Patriotic cantatas celebrating anniversaries of events in the Revolution or extolling state leaders were frequently commissioned in the Soviet Union between 1930 and the middle of the century, though these occasional works were seldom among their composers' best. Examples include Dmitri Shostakovich's Poem of the Motherland, Op. 47 (1947) and The Sun Shines over Our Motherland, Op. 90 (1952), and three works by Prokofiev, Zdravitsa! [Hail to Stalin] (1939). Dmitry Kabalevsky also composed four such cantatas, The Great Homeland, Op. 35 (1941–42), The Song of Morning, Spring and Peace, Op. 57 (1957–58), Leninists, Op. 63 (1959), and About Our Native Land, Op. 82 (1965).
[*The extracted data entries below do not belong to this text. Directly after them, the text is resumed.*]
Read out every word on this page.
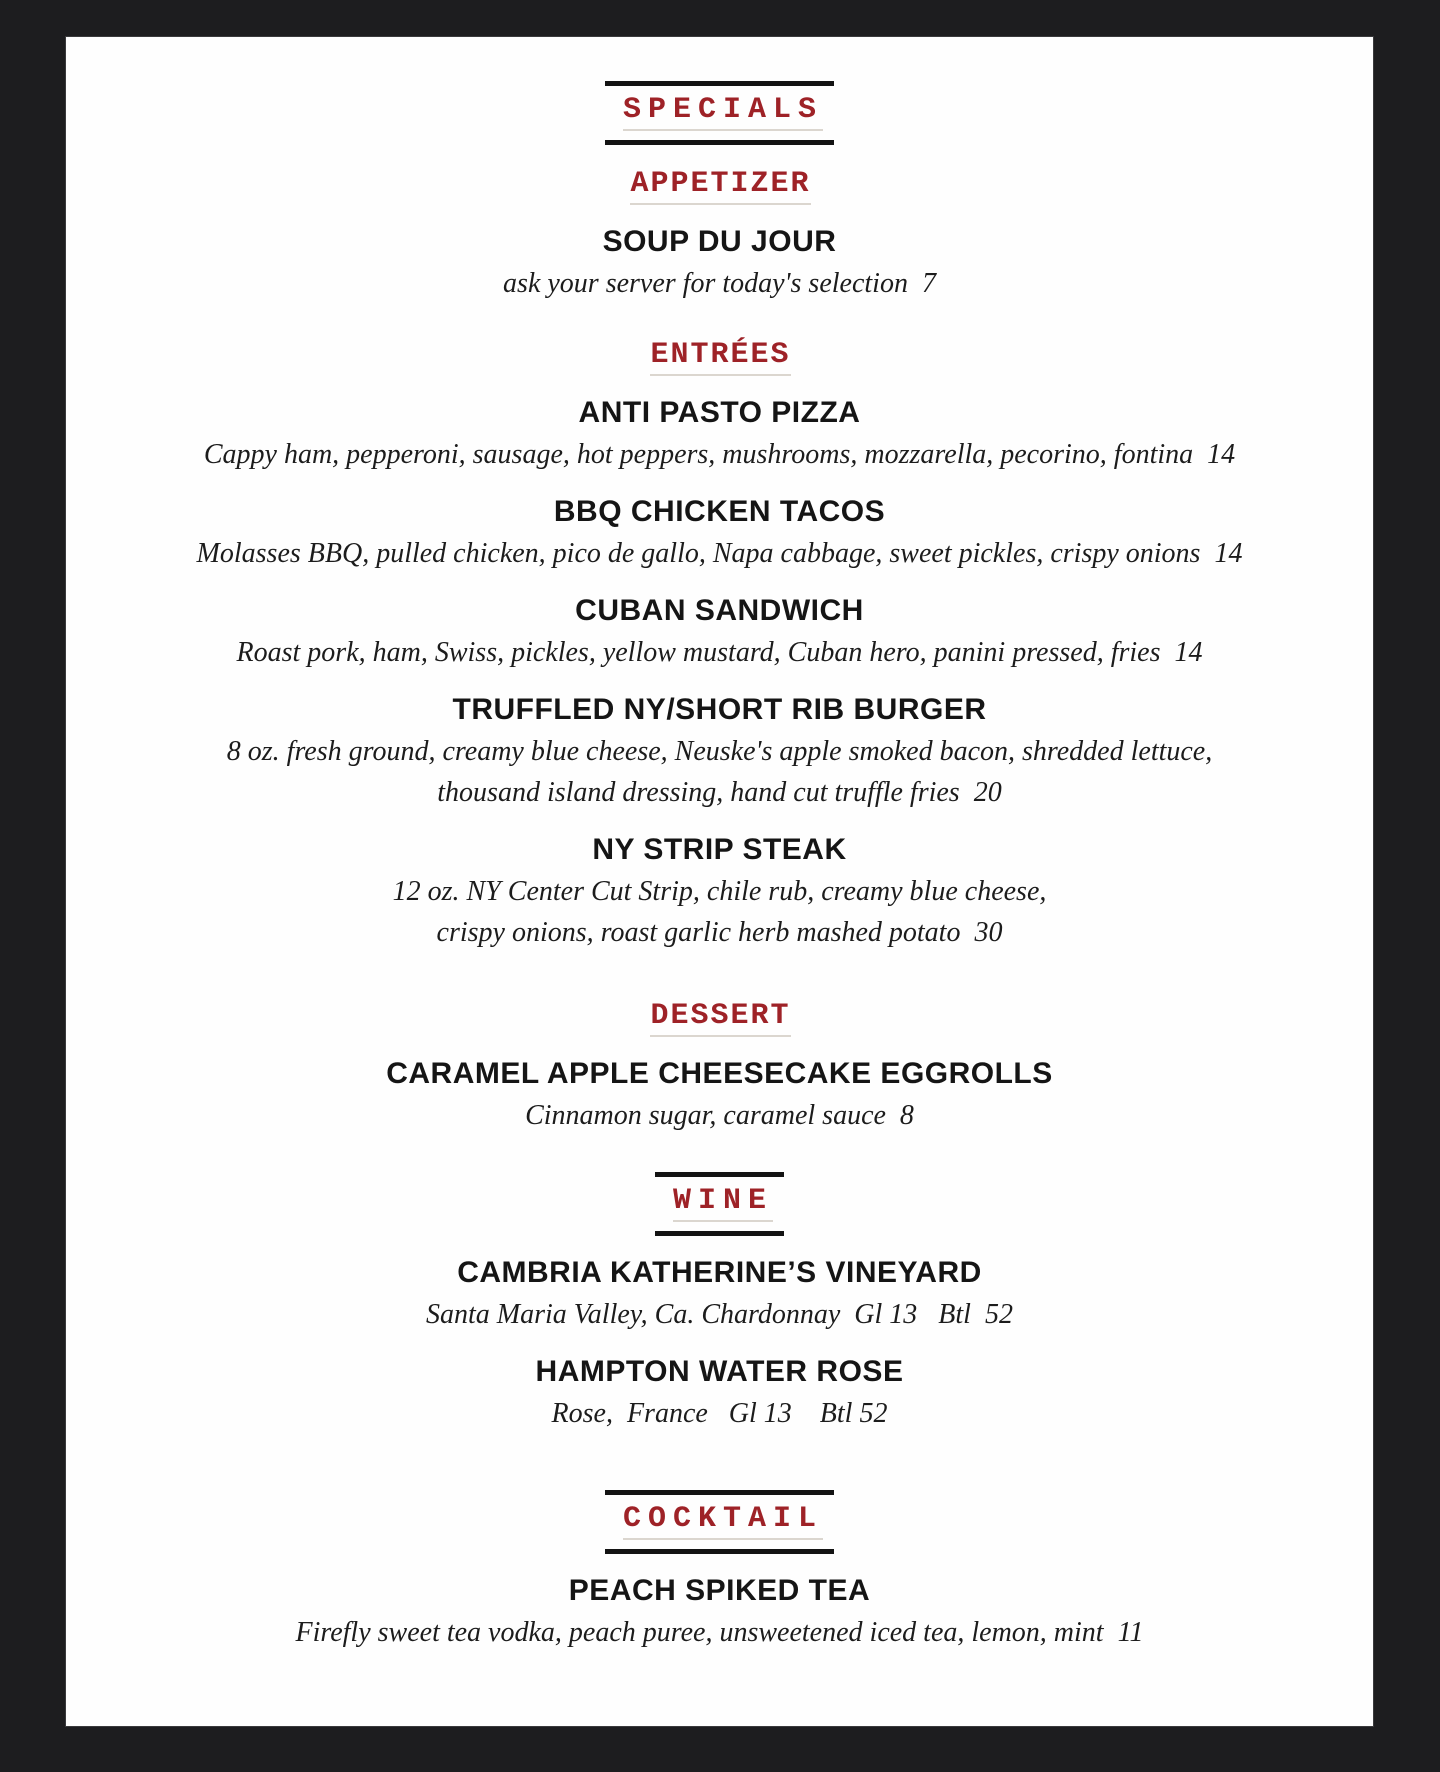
SPECIALS
APPETIZER
SOUP DU JOUR
ask your server for today's selection  7
ENTRÉES
ANTI PASTO PIZZA
Cappy ham, pepperoni, sausage, hot peppers, mushrooms, mozzarella, pecorino, fontina  14
BBQ CHICKEN TACOS
Molasses BBQ, pulled chicken, pico de gallo, Napa cabbage, sweet pickles, crispy onions  14
CUBAN SANDWICH
Roast pork, ham, Swiss, pickles, yellow mustard, Cuban hero, panini pressed, fries  14
TRUFFLED NY/SHORT RIB BURGER
8 oz. fresh ground, creamy blue cheese, Neuske's apple smoked bacon, shredded lettuce,
thousand island dressing, hand cut truffle fries  20
NY STRIP STEAK
12 oz. NY Center Cut Strip, chile rub, creamy blue cheese,
crispy onions, roast garlic herb mashed potato  30
DESSERT
CARAMEL APPLE CHEESECAKE EGGROLLS
Cinnamon sugar, caramel sauce  8
WINE
CAMBRIA KATHERINE’S VINEYARD
Santa Maria Valley, Ca. Chardonnay  Gl 13   Btl  52
HAMPTON WATER ROSE
Rose,  France   Gl 13    Btl 52
COCKTAIL
PEACH SPIKED TEA
Firefly sweet tea vodka, peach puree, unsweetened iced tea, lemon, mint  11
Patriotic cantatas were also created in China during the civil war and the Second Sino-Japanese War. For example, the Yellow River Cantata was composed in 1939.

In 1940, the Brazilian composer Heitor Villa-Lobos created a secular cantata titled Mandu çarará, based on an Indian legend collected by Barbosa Rodrigues. Francis Poulenc composed in 1943 Figure humaine, FP 120, a cantata for double mixed choir of 12 voices on poems by Paul Éluard. Igor Stravinsky composed a work titled simply Cantata in 1951–52, which used stanzas from the 15th-century "Lyke-wake Dirge" as a narrative frame for other anonymous English lyrics, and later designated A Sermon, a Narrative and a Prayer (1961) as "a cantata for alto and tenor soli, speaker, chorus, and orchestra". Luigi Nono wrote Il canto sospeso in 1955–56. Hans Werner Henze composed a Cantata della fiaba estrema and Novae de infinito laudes (both in 1963), as well as a number of other works that might be regarded as cantatas, such as Kammermusik (1958, rev. 1963), Muzen Siziliens (1966), and El Cimarrón (1969–70). Momente (1962–64/1969), one of the most important works of Karlheinz Stockhausen, is often described as a cantata. Benjamin Britten composed at least six works he designated as cantatas: The Company of Heaven (1937), Rejoice in the Lamb, Op. 30 (1943), Saint Nicolas, Op. 42 (1949), the Cantata academica, Op. 62 (1959), the Cantata Misericordium, Op. 69 (1963), and Phaedra, Op. 93 (1975). Alberto Ginastera also composed three works in this form: the Cantata para América Mágica, Op. 27 (1960), Bomarzo, Op. 32 (1964), and Milena, Op. 37 (1971), and Gottfried von Einem composed in 1973 An die Nachgeborenen based on diverse texts, the title taken from a poem of Bertolt Brecht. Mikis Theodorakis composed the cantatas According to the Sadducees and Canto Olympico. Herbert Blendinger's Media in vita was premiered in 1980, his Mich ruft zuweilen eine Stille (Sometimes a silence calls me) in (1992), and Allein den Betern kann es noch gelingen (It can only be achieved by those who pray) in 1995. Iván Erőd wrote in 1988/89) Vox Lucis (Voice of the Light), Op. 56. Ivan Moody wrote in 1995 Revelation.

Cantatas were also composed by Mark Alburger, Erik Bergman, Dave Brubeck, Carlos Chávez, Osvald Chlubna, Peter Maxwell Davies, Norman Dello Joio, Lukas Foss, Roy Harris, Arthur Honegger, Alan Hovhaness, Dmitry Kabalevsky, Libby Larsen, Jón Leifs, Peter Mennin, Dimitri Nicolau, Krzysztof Penderecki, Allan Pettersson, Daniel Pinkham, Earl Robinson, Ned Rorem, William Schuman (A Free Song), Roger Sessions, Siegfried Strohbach, Michael Tippett, Kurt Weill, Jörg Widmann (Friedenskantate, Cantata in tempore belli) and Jan Ryant Dřízal (Christmas Cantata).